The Harris Memorial Garden is a war memorial in The Precincts of Canterbury Cathedral in Canterbury, Kent. The garden is named for George Harris, 4th Baron Harris. The County of Kent War Memorial Cross stands at the centre of the garden. The garden stands as a memorial to the people of Kent killed in the First World War.

The County of Kent War Memorial Cross is listed Grade II* on the National Heritage List for England. It is made from Portland stone and is 6 meters in height. It stands atop a plinth set on three steps and is set in the centre of the garden. The official heritage listing praises the cross as a "carefully-positioned memorial cross providing a striking structural focus at the centre of the Memorial Garden". It was designed by Herbert Baker.

The memorial garden is located to the east of Canterbury Cathedral, in the Cathedral Close, within the Canterbury city walls.
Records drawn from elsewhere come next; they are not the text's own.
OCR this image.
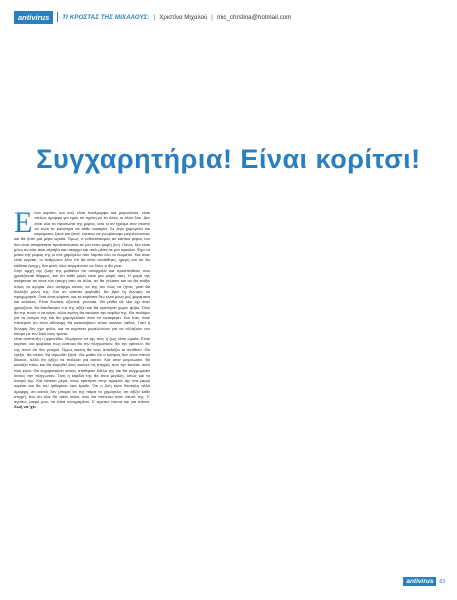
antivirus	ΤΙ ΚΡΟΣΤΑΣ ΤΗΣ ΜΙΧΑΛΟΥΣ: | Χριστίνα Μιχαλού | mic_chrstina@hotmail.com
Συγχαρητήρια! Είναι κορίτσι!

Είναι κορίτσι, και ενώ είναι πανέμορφο και μικρούλικο, είναι απλώς όμορφο για εμάς σε σχέση με τα άλλα, κι άλλο δυο. Δεν είναι όλα τα πρόσωπα της μέρας, όσο κι αν έχουμε σαν σκοπό να είναι τα καλύτερα σε κάθε ευκαιρία. Σε λίγα χαμόγελα και καμώματα, ξανά και ξανά, ώσπου να γνωρίσουμε μεγαλώνοντας και θα ήταν μια μέρα ωραία. Όμως, ο ενθουσιασμός σε κάποιο μέρος του δεν είναι απαραίτητα προστατευτικό σε μια τόσο μικρή ζωή. Πόνοι, δεν είναι μόνο αν κάτι πάει στραβά και υπάρχει και πάλι μέσα σε μια αγκαλιά. Έχει τα μάτια της μαμάς της κι ένα χαμόγελο που λάμπει όλο το δωμάτιο. Και όταν είναι κορίτσι, οι άνθρωποι λένε ότι θα είναι ευαίσθητη, ήρεμη και ότι θα κάθεται ήσυχη. Και μετά, όλοι περιμένουν να δουν τι θα γίνει.

Στην αρχή της ζωής της μαθαίνει ότι υπάρχουν και προσπάθειες που χρειάζονται θάρρος, και ότι κάθε μέρα είναι μια μικρή νίκη. Η μαμά της σκέφτεται αν είναι πιο ήσυχη από τα άλλα, αν θα γελάσει και αν θα παίξει όπως τα αγόρια. Δεν υπάρχει κανείς να της πει πώς να ζήσει, γιατί θα διαλέξει μόνη της. Και αν κάποτε φοβηθεί, θα βρει τη δύναμη να προχωρήσει. Γιατί είναι κορίτσι, και τα κορίτσια δεν είναι μόνο ροζ φορέματα και κούκλες. Είναι δυνατά, έξυπνα, γενναία. Θα μάθει να λέει όχι όταν χρειάζεται, θα διεκδικήσει ό,τι της αξίζει και θα αγαπήσει χωρίς φόβο. Όλοι θα της πουν τι να κάνει, αλλά εκείνη θα ακούσει την καρδιά της. Θα παλέψει για τα όνειρά της και θα χαμογελάσει όταν τα καταφέρει. Και τότε, όσοι πίστεψαν ότι είναι αδύναμη θα καταλάβουν πόσο έκαναν λάθος. Γιατί η δύναμη δεν έχει φύλο, και τα κορίτσια μεγαλώνουν για να αλλάξουν τον κόσμο με τον δικό τους τρόπο.

είναι ανάπτυξη η φροντίδα. Θυμήσου να της πεις η ζωή είναι ωραία. Είναι κορίτσι, και φοβάσαι πως κάποιοι θα την πληγώσουν, θα την κρίνουν, θα της πουν ότι δεν μπορεί. Όμως εκείνη θα τους αποδείξει το αντίθετο. Θα τρέξει, θα πέσει, θα σηκωθεί ξανά. Θα μάθει ότι ο κόσμος δεν είναι πάντα δίκαιος, αλλά ότι αξίζει να παλεύει για αυτόν. Και όταν μεγαλώσει, θα κοιτάξει πίσω και θα θυμηθεί όλες εκείνες τις στιγμές που την έκαναν αυτό που είναι. Θα ευχαριστήσει όσους στάθηκαν δίπλα της και θα συγχωρέσει όσους την πλήγωσαν. Γιατί η καρδιά της θα είναι μεγάλη, όπως και τα όνειρά της. Και κάποια μέρα, ίσως κρατήσει στην αγκαλιά της ένα μικρό κορίτσι και θα του ψιθυρίσει όσα έμαθε. Ότι η ζωή είναι δύσκολη αλλά όμορφη, ότι κανείς δεν μπορεί να της πάρει το χαμόγελο, ότι αξίζει κάθε στιγμή. Και ότι όλα θα πάνε καλά, όσο θα πιστεύει στον εαυτό της. Σ' αγαπώ, μικρό μου, να είσαι ευτυχισμένο. Σ' αγαπώ πάντα και για πάντα. Ζωή να 'χει

antivirus	63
The garden stands within the World Heritage Site of Canterbury Cathedral, St Augustine's Abbey, and St Martin's Church. The site occupied by the memorial garden was previously a bowling green. Proposals were raised for the memorial to be located in Maidstone or Rochester, but Canterbury was subsequently chosen in June 1920. The work was funded by public donations and carried out by a Mr George Browning. The memorial cross was unveiled in the garden at a service on 4 August 1921 by Lady Camden, the wife of John Pratt, 4th Marquess Camden, the Lord Lieutenant of Kent. The memorial was dedicated by the Archbishop of Canterbury at the service with an address given by Admiral Hugh Evan-Thomas. Lord Harris presented the garden to Henry Wace, the Dean of Canterbury, at the service. The cross was damaged in the air raids of the Baedeker Blitz in Canterbury, losing pieces of stonework. It was repaired under Harold Anderson, the Surveyor to the Fabric of Canterbury Cathedral.

The garden is cloistered by walls to the south, north and west. The south and north and west walls are individually listed Grade II.